During the past couple years many larger medical groups have permanently banned drug reps from their premises. This struck me as odd and seemed like overkill. But the skivvy is this: health insurance companies pay financial incentives to doctors who write cheap generics (just as they do for pharmacists who substitute generics when you get a prescription filled). By deliberately keeping doctors in ignorance about new drugs, the financial managers of the medical group can receive a very hefty financial bonus from the insurer, which they can and do share with the doctors in their groups.

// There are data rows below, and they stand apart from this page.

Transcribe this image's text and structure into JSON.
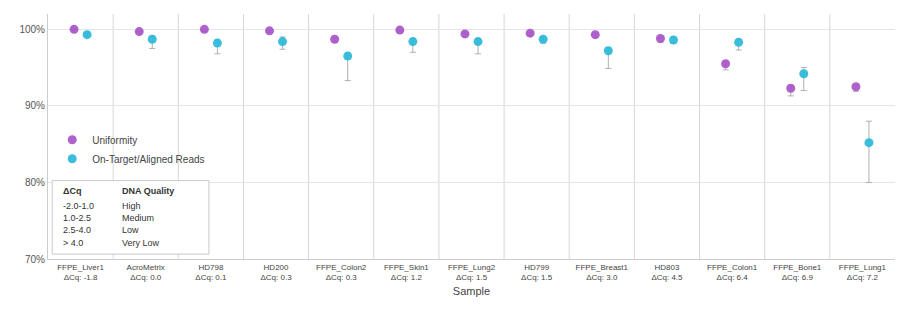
{
  "chart_data": {
    "type": "scatter",
    "xlabel": "Sample",
    "categories": [
      "FFPE_Liver1",
      "AcroMetrix",
      "HD798",
      "HD200",
      "FFPE_Colon2",
      "FFPE_Skin1",
      "FFPE_Lung2",
      "HD799",
      "FFPE_Breast1",
      "HD803",
      "FFPE_Colon1",
      "FFPE_Bone1",
      "FFPE_Lung1"
    ],
    "category_notes": [
      "ΔCq: -1.8",
      "ΔCq: 0.0",
      "ΔCq: 0.1",
      "ΔCq: 0.3",
      "ΔCq: 0.3",
      "ΔCq: 1.2",
      "ΔCq: 1.5",
      "ΔCq: 1.5",
      "ΔCq: 3.0",
      "ΔCq: 4.5",
      "ΔCq: 6.4",
      "ΔCq: 6.9",
      "ΔCq: 7.2"
    ],
    "series": [
      {
        "name": "Uniformity",
        "color": "#A855C8",
        "values": [
          100.0,
          99.7,
          100.0,
          99.8,
          98.7,
          99.9,
          99.4,
          99.5,
          99.3,
          98.8,
          95.5,
          92.3,
          92.5
        ],
        "err_low": [
          0.2,
          0.2,
          0.3,
          0.2,
          0.4,
          0.1,
          0.4,
          0.3,
          0.4,
          0.5,
          0.8,
          1.0,
          0.6
        ],
        "err_high": [
          0.0,
          0.0,
          0.0,
          0.0,
          0.3,
          0.0,
          0.1,
          0.1,
          0.1,
          0.2,
          0.3,
          0.3,
          0.2
        ]
      },
      {
        "name": "On-Target/Aligned Reads",
        "color": "#29B8D8",
        "values": [
          99.3,
          98.7,
          98.2,
          98.4,
          96.5,
          98.4,
          98.4,
          98.7,
          97.2,
          98.6,
          98.3,
          94.2,
          85.2
        ],
        "err_low": [
          0.2,
          1.2,
          1.4,
          1.0,
          3.2,
          1.4,
          1.6,
          0.5,
          2.3,
          0.4,
          1.0,
          2.2,
          5.2
        ],
        "err_high": [
          0.2,
          0.4,
          0.4,
          0.6,
          0.4,
          0.4,
          0.4,
          0.3,
          0.4,
          0.4,
          0.4,
          0.8,
          2.8
        ]
      }
    ],
    "marker": "circle",
    "ylim": [
      70,
      102
    ],
    "yticks": [
      {
        "value": 70,
        "label": "70%"
      },
      {
        "value": 80,
        "label": "80%"
      },
      {
        "value": 90,
        "label": "90%"
      },
      {
        "value": 100,
        "label": "100%"
      }
    ],
    "grid": true,
    "legend": "lower left",
    "table": {
      "header": [
        "ΔCq",
        "DNA Quality"
      ],
      "rows": [
        [
          "-2.0-1.0",
          "High"
        ],
        [
          "1.0-2.5",
          "Medium"
        ],
        [
          "2.5-4.0",
          "Low"
        ],
        [
          "> 4.0",
          "Very Low"
        ]
      ]
    }
  }
}
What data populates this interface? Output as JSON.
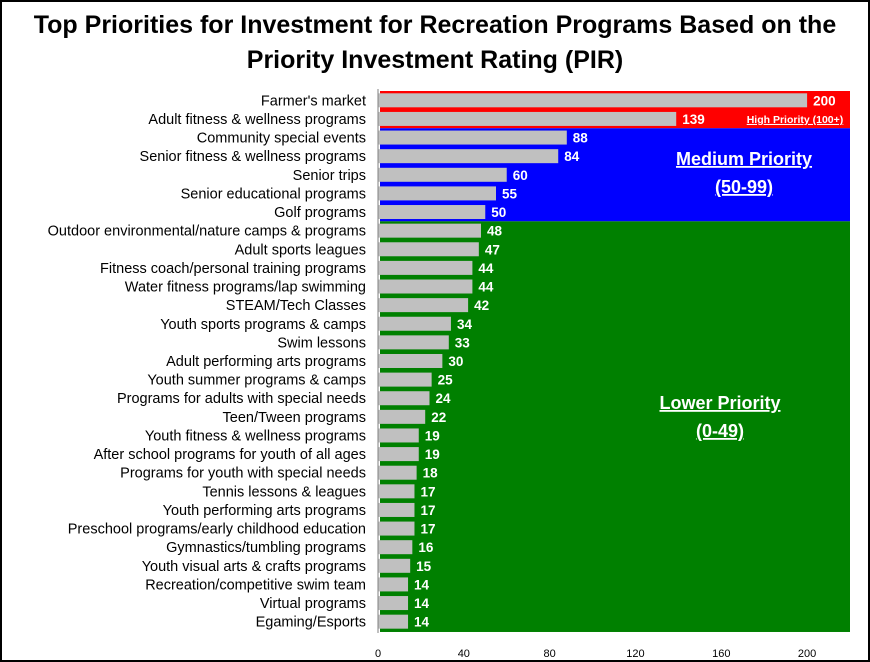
{
  "chart_data": {
    "type": "bar",
    "orientation": "horizontal",
    "title": "Top Priorities for Investment for Recreation Programs Based on the Priority Investment Rating (PIR)",
    "title_lines": [
      "Top Priorities for Investment for Recreation Programs Based on the",
      "Priority Investment Rating (PIR)"
    ],
    "categories": [
      "Farmer's market",
      "Adult fitness & wellness programs",
      "Community special events",
      "Senior fitness & wellness programs",
      "Senior trips",
      "Senior educational programs",
      "Golf programs",
      "Outdoor environmental/nature camps & programs",
      "Adult sports leagues",
      "Fitness coach/personal training programs",
      "Water fitness programs/lap swimming",
      "STEAM/Tech Classes",
      "Youth sports programs & camps",
      "Swim lessons",
      "Adult performing arts programs",
      "Youth summer programs & camps",
      "Programs for adults with special needs",
      "Teen/Tween programs",
      "Youth fitness & wellness programs",
      "After school programs for youth of all ages",
      "Programs for youth with special needs",
      "Tennis lessons & leagues",
      "Youth performing arts programs",
      "Preschool programs/early childhood education",
      "Gymnastics/tumbling programs",
      "Youth visual arts & crafts programs",
      "Recreation/competitive swim team",
      "Virtual programs",
      "Egaming/Esports"
    ],
    "values": [
      200,
      139,
      88,
      84,
      60,
      55,
      50,
      48,
      47,
      44,
      44,
      42,
      34,
      33,
      30,
      25,
      24,
      22,
      19,
      19,
      18,
      17,
      17,
      17,
      16,
      15,
      14,
      14,
      14
    ],
    "xlim": [
      0,
      220
    ],
    "xticks": [
      0,
      40,
      80,
      120,
      160,
      200
    ],
    "bands": [
      {
        "name": "high",
        "label": "High Priority (100+)",
        "rows": [
          0,
          1
        ],
        "color": "#ff0000"
      },
      {
        "name": "medium",
        "label_line1": "Medium Priority",
        "label_line2": "(50-99)",
        "rows": [
          2,
          6
        ],
        "color": "#0000ff"
      },
      {
        "name": "lower",
        "label_line1": "Lower Priority",
        "label_line2": "(0-49)",
        "rows": [
          7,
          28
        ],
        "color": "#008000"
      }
    ],
    "bar_color": "#c0c0c0"
  }
}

In other words, if you read about a new drug or see it in an ad, there’s a good chance your doctor has deliberately chosen not to learn about it. Keeps costs down. Ups the chance of a performance bonus. Bottom line and all that.

Be well,

David Edelberg, MD

0 thoughts on “Worrisome Trends in Health Care

    As a Masters in Health Information Management recent grad, my study of ACOs views them favorably. Currently our health care system reimburses for the quantity of services provided. ACOs & Patient-centered Medical Home are two payment models that shift the reimbursement focus to OUTCOMES. Providers that join together to participate in an ACO are betting that they can improve patient outcomes, so they opt to share the risk with payers (currently only CMS) in order to benefit from bonuses for improvements. The other goal is for many different providers of a single patient work together as a team to improve health outcomes. EMRs facilitate all a patient’s providers to share information, so primary care physicians know what the cardiologist has ordered and vice-versa, etc. Use of proven “best practices” is encouraged so that every hospital is practicing the proven methods for strokes, heart attacks, pnumonia, asthma, infection, etc. This is to bring hospitals with poor outcomes closer to the par of Cleveland Clinic.

    Bonnie Wilkins
    Posted August 7, 2012 at 8:57 pm

    This is informative and dismaying at the same time. My dismay makes me feel like the Tea Partiers were right all along. What is there to like about ACA, given the situation as Dr. Edelberg describes it? I don’t doubt that he’s right, but I find it profoundly discouraging.

    John
    Posted August 7, 2012 at 12:58 pm

    No surprise here…this is what happens when the Government gets involved. They work right along the EVIL Health Insurance companies instead of letting the free market do it! Free market competition is the only answer.

    Mary A Sienkiewicz
    Posted August 7, 2012 at 10:07 am

    While it’s a scary scenario, I believe you have accurately described the future of medical care. The only minor correction I would offer is the tax status of Blue Cross plans. In 1994, the Blue Cross Blue Shield Association changed to allow its licensees to be for-profit corporations. Some plans (like Illinois) are still considered not-for-profit at the state level. Many of the others have become part of big even multi state for profit corporations.

    Don Schoenbeck
    Posted August 7, 2012 at 7:53 am

    Do I hear vegan diet and exercise anyone? Getting sucked into this morass as a result of the consumption of rotting animal flesh and dairy products sounds like karma with a capital “K” to me.